One of the most interesting features of Benjamin Taylor's short, readable biography of Proust is his attention to the prominence of antisemitism during Proust's lifetime. He moves between Proust's life and the Dreyfus Affair, and the rise of a visceral new antisemitism in late 19th-century France, epitomised by Edouard Drumont, author of the best-selling La France Juive, which Taylor calls "the sacred text of French Jew-hatred".
Proust's relationship to his own Jewishness and French antisemitism was complicated. His lifelong friend Leon Daudet attended a salon and wrote in his diary: "The imperial dwelling was infested with Jews and Jewesses." Other antisemitic friends and acquaintances included Edmond de Goncourt. Taylor writes: "Marcel had fallen in, not for the last time, with some of the most distinguished Jew-haters in all of Europe."

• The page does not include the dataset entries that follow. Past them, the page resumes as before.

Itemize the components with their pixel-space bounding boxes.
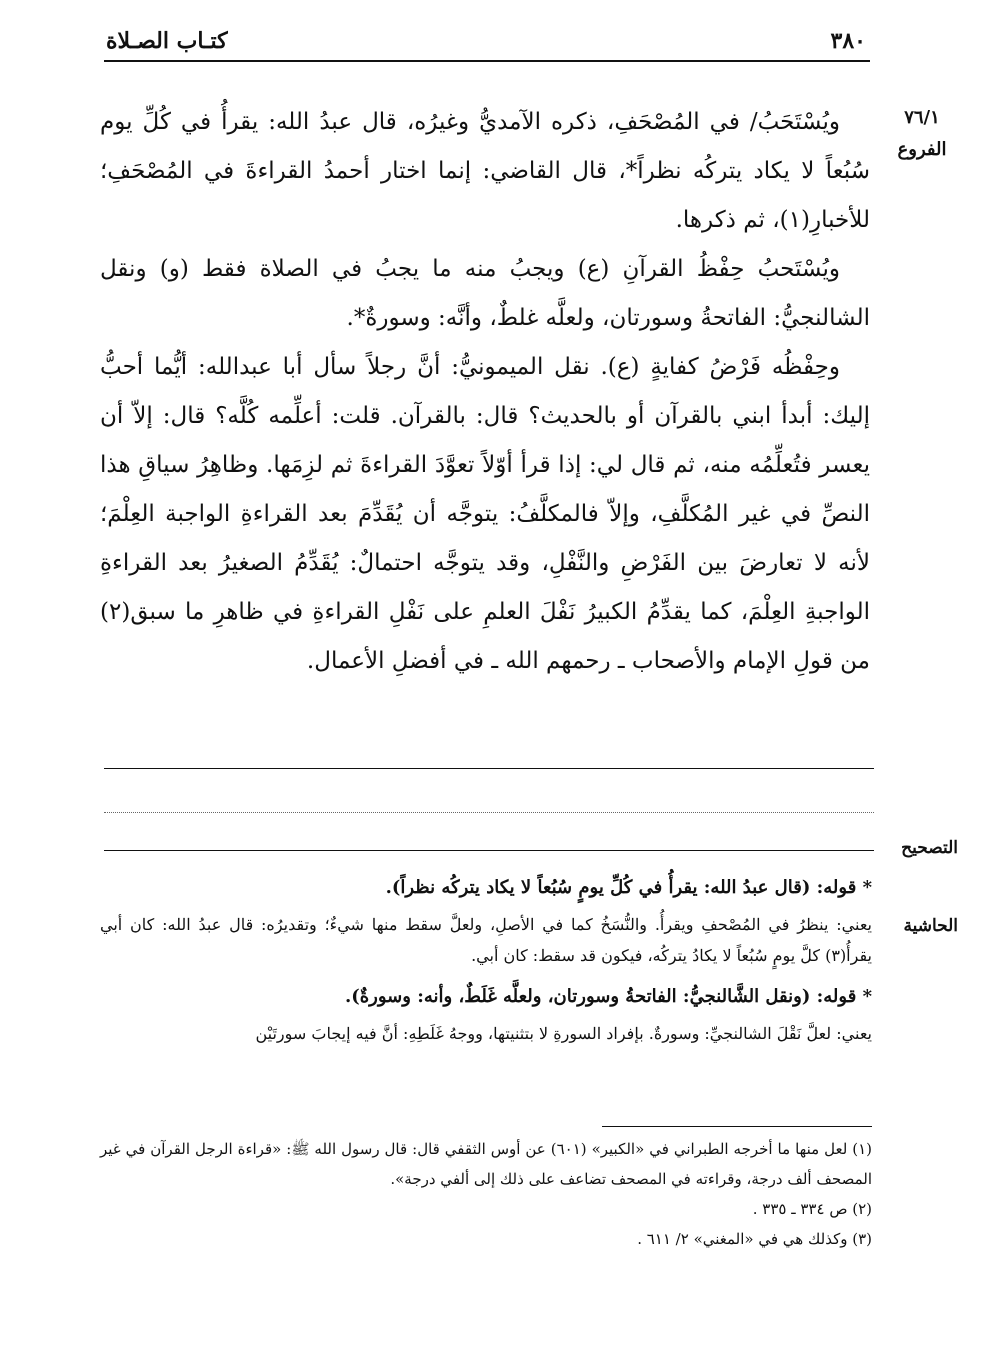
footnote: (٢) ص ٣٣٤ ـ ٣٣٥ . xyxy=(752,1200,872,1218)
commentary-explanation: يعني: ينظرُ في المُصْحفِ ويقرأُ. والنُّسَخُ كما في الأصلِ، ولعلَّ سقط منها شيءٌ؛ وتقديرُه: قال عبدُ الله: كان أبي يقرأُ(٣) كلَّ يومٍ سُبُعاً لا يكادُ يتركُه، فيكون قد سقط: كان أبي. xyxy=(100,915,873,965)
footnote: (٣) وكذلك هي في «المغني» ٢/ ٦١١ . xyxy=(637,1230,872,1248)
footnotes xyxy=(100,1134,872,1254)
page-number: ٣٨٠ xyxy=(830,28,866,54)
section-rule xyxy=(104,850,874,851)
margin-reference xyxy=(882,102,962,166)
main-paragraph: ويُسْتَحَبُ/ في المُصْحَفِ، ذكره الآمديُّ وغيرُه، قال عبدُ الله: يقرأُ في كُلِّ يوم سُبُعاً لا يكاد يتركُه نظراً*، قال القاضي: إنما اختار أحمدُ القراءةَ في المُصْحَفِ؛ للأخبارِ(١)، ثم ذكرها. xyxy=(100,109,870,233)
footnote: (١) لعل منها ما أخرجه الطبراني في «الكبير» (٦٠١) عن أوس الثقفي قال: قال رسول الله ﷺ: «قراءة الرجل القرآن في غير المصحف ألف درجة، وقراءته في المصحف تضاعف على ذلك إلى ألفي درجة». xyxy=(100,1140,872,1188)
tashih-label: التصحيح xyxy=(901,838,958,858)
margin-reference-number: ٧٦/١ xyxy=(904,107,940,128)
section-rule xyxy=(104,768,874,769)
commentary-explanation: يعني: لعلَّ نَقْلَ الشالنجيِّ: وسورةٌ. بإفراد السورةِ لا بتثنيتها، ووجهُ غَلَطِهِ: أنَّ فيه إيجابَ سورتَيْن xyxy=(255,1024,872,1043)
main-paragraph: ويُسْتَحبُ حِفْظُ القرآنِ (ع) ويجبُ منه ما يجبُ في الصلاة فقط (و) ونقل الشالنجيُّ: الفاتحةُ وسورتان، ولعلَّه غلطٌ، وأنَّه: وسورةٌ*. xyxy=(100,256,870,331)
commentary-quote: * قوله: (قال عبدُ الله: يقرأُ في كُلِّ يومٍ سُبُعاً لا يكاد يتركُه نظراً). xyxy=(385,877,872,898)
dotted-divider xyxy=(104,812,874,813)
main-paragraph: وحِفْظُه فَرْضُ كفايةٍ (ع). نقل الميمونيُّ: أنَّ رجلاً سأل أبا عبدالله: أيُّما أحبُّ إليك: أبدأ ابني بالقرآن أو بالحديث؟ قال: بالقرآن. قلت: أعلِّمه كُلَّه؟ قال: إلاّ أن يعسر فتُعلِّمُه منه، ثم قال لي: إذا قرأ أوّلاً تعوَّدَ القراءةَ ثم لزِمَها. وظاهِرُ سياقِ هذا النصِّ في غير المُكلَّفِ، وإلاّ فالمكلَّفُ: يتوجَّه أن يُقَدِّمَ بعد القراءةِ الواجبة العِلْمَ؛ لأنه لا تعارضَ بين الفَرْضِ والنَّفْلِ، وقد يتوجَّه احتمالٌ: يُقَدِّمُ الصغيرُ بعد القراءةِ الواجبةِ العِلْمَ، كما يقدِّمُ الكبيرُ نَفْلَ العلمِ على نَفْلِ القراءةِ في ظاهرِ ما سبق(٢) من قولِ الإمام والأصحاب ـ رحمهم الله ـ في أفضلِ الأعمال. xyxy=(100,354,870,674)
commentary xyxy=(100,872,872,1059)
hashiya-label: الحاشية xyxy=(903,916,958,936)
book-title: كتـاب الصـلاة xyxy=(106,28,228,54)
header-rule xyxy=(104,60,870,62)
page-header xyxy=(106,28,866,62)
margin-reference-label: الفروع xyxy=(897,139,947,160)
footnote-rule xyxy=(602,1126,872,1127)
commentary-quote: * قوله: (ونقل الشَّالنجيُّ: الفاتحةُ وسورتان، ولعلَّه غَلَطٌ، وأنه: وسورةٌ). xyxy=(344,986,872,1007)
main-text xyxy=(100,98,870,686)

Proust was an outsider twice over. The non-practising son of a Jewish mother, he was also a homosexual, who from his adolescence had a series of affairs with young men. In 1897, Proust even challenged another French writer to a duel but nobody was hurt.
His affairs tended to be brief, usually between 12 and 18 months, "a period," he wrote, "after which such affections, in medical terms, always recede and die away."

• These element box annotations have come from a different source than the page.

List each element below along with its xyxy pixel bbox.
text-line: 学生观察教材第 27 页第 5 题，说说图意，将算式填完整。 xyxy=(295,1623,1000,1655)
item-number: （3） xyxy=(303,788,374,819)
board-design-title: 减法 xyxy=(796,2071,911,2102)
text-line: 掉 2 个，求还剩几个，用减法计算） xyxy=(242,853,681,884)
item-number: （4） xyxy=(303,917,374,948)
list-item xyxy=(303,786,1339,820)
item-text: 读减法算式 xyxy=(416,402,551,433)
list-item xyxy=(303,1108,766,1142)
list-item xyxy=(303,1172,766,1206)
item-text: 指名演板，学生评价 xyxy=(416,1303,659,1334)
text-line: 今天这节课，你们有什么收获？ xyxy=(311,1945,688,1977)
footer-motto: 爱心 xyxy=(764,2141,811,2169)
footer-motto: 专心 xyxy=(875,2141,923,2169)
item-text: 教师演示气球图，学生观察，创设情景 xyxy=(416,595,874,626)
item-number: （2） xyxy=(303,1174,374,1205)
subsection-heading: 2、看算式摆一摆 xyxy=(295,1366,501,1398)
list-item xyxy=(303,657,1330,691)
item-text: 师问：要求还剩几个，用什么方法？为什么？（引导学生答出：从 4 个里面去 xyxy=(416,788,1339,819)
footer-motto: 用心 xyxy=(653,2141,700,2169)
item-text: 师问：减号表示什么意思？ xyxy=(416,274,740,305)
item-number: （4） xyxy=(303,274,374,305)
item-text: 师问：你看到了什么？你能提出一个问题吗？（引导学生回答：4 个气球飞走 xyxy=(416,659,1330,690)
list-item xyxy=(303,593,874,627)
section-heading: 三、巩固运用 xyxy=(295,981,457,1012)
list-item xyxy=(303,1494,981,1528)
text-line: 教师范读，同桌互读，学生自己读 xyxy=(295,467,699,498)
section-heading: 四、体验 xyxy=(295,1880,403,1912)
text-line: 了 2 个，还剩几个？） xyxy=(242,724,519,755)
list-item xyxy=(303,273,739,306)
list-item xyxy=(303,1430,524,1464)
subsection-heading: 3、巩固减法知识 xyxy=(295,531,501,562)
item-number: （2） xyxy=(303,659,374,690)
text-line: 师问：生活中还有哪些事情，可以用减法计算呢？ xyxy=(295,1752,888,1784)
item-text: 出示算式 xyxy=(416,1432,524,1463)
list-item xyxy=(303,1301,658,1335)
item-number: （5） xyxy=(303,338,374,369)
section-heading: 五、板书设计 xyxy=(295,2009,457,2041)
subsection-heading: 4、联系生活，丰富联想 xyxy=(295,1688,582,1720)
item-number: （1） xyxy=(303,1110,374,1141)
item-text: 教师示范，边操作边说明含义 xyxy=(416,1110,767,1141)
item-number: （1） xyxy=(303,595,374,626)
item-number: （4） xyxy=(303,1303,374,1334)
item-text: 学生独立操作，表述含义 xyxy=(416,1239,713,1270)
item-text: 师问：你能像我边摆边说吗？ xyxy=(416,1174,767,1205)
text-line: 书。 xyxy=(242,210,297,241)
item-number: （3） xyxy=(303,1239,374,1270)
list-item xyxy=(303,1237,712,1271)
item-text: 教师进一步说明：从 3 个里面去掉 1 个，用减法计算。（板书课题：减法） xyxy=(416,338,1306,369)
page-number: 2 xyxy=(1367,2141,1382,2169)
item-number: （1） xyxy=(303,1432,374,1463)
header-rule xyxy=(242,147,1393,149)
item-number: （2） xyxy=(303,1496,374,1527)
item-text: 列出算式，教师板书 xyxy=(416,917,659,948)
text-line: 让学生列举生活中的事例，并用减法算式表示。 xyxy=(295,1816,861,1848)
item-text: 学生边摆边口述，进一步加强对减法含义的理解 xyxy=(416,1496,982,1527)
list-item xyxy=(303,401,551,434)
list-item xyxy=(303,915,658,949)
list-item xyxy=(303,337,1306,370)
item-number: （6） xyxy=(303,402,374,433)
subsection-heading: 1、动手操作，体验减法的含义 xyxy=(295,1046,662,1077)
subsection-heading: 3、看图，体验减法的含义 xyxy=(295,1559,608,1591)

A third central subject in Proust's life was illness and death. He had his first asthma attack as a young child and suffered from asthma for the rest of his life, famously living in a cork-lined room in Boulevard Haussmann. The last pages tell a story of terrible decline into "asthma, angina, insomnia, and weakening eyesight." His final years became a race against time to finish his masterpiece before illness overtook him.
Taylor tells Proust's life story briefly and well. He writes about Proust's love of music and art, his career as a critic and essayist, and the world of literary salons. However, the problem with his book, and one which bedevils many volumes in the Yale Jewish Lives series, is his failure to do justice to what his subject is famous for: he never brings the writing to life. There are occasional insights. In À la recherche, he observes, the narrator's parents "do not die or even grow old in the course of a book spanning decades". Dostoyevksy was a great influence but Taylor never does justice to Proust as a stylist or makes clear what is distinctive about his writing.
Compare Taylor's book with one of the great writers on Proust, Gabriel Josipovici. The first chapter of Josipovici's fine account, The World and the Book (1971), begins:
"Eight words emerge from the silence, hang for a moment in the air, then fade away: 'Longtemps, je me suis couche de bonne heure'… The three thousand three hundred pages which follow provide the most subtle, tenacious and profound exploration of the problem ever undertaken, as the 'I' of the opening sentence unfolds in search of his identity."
This is a world away from Taylor's book and makes clear, in a way Taylor never even begins to, why Proust still matters to readers almost a hundred years after his death.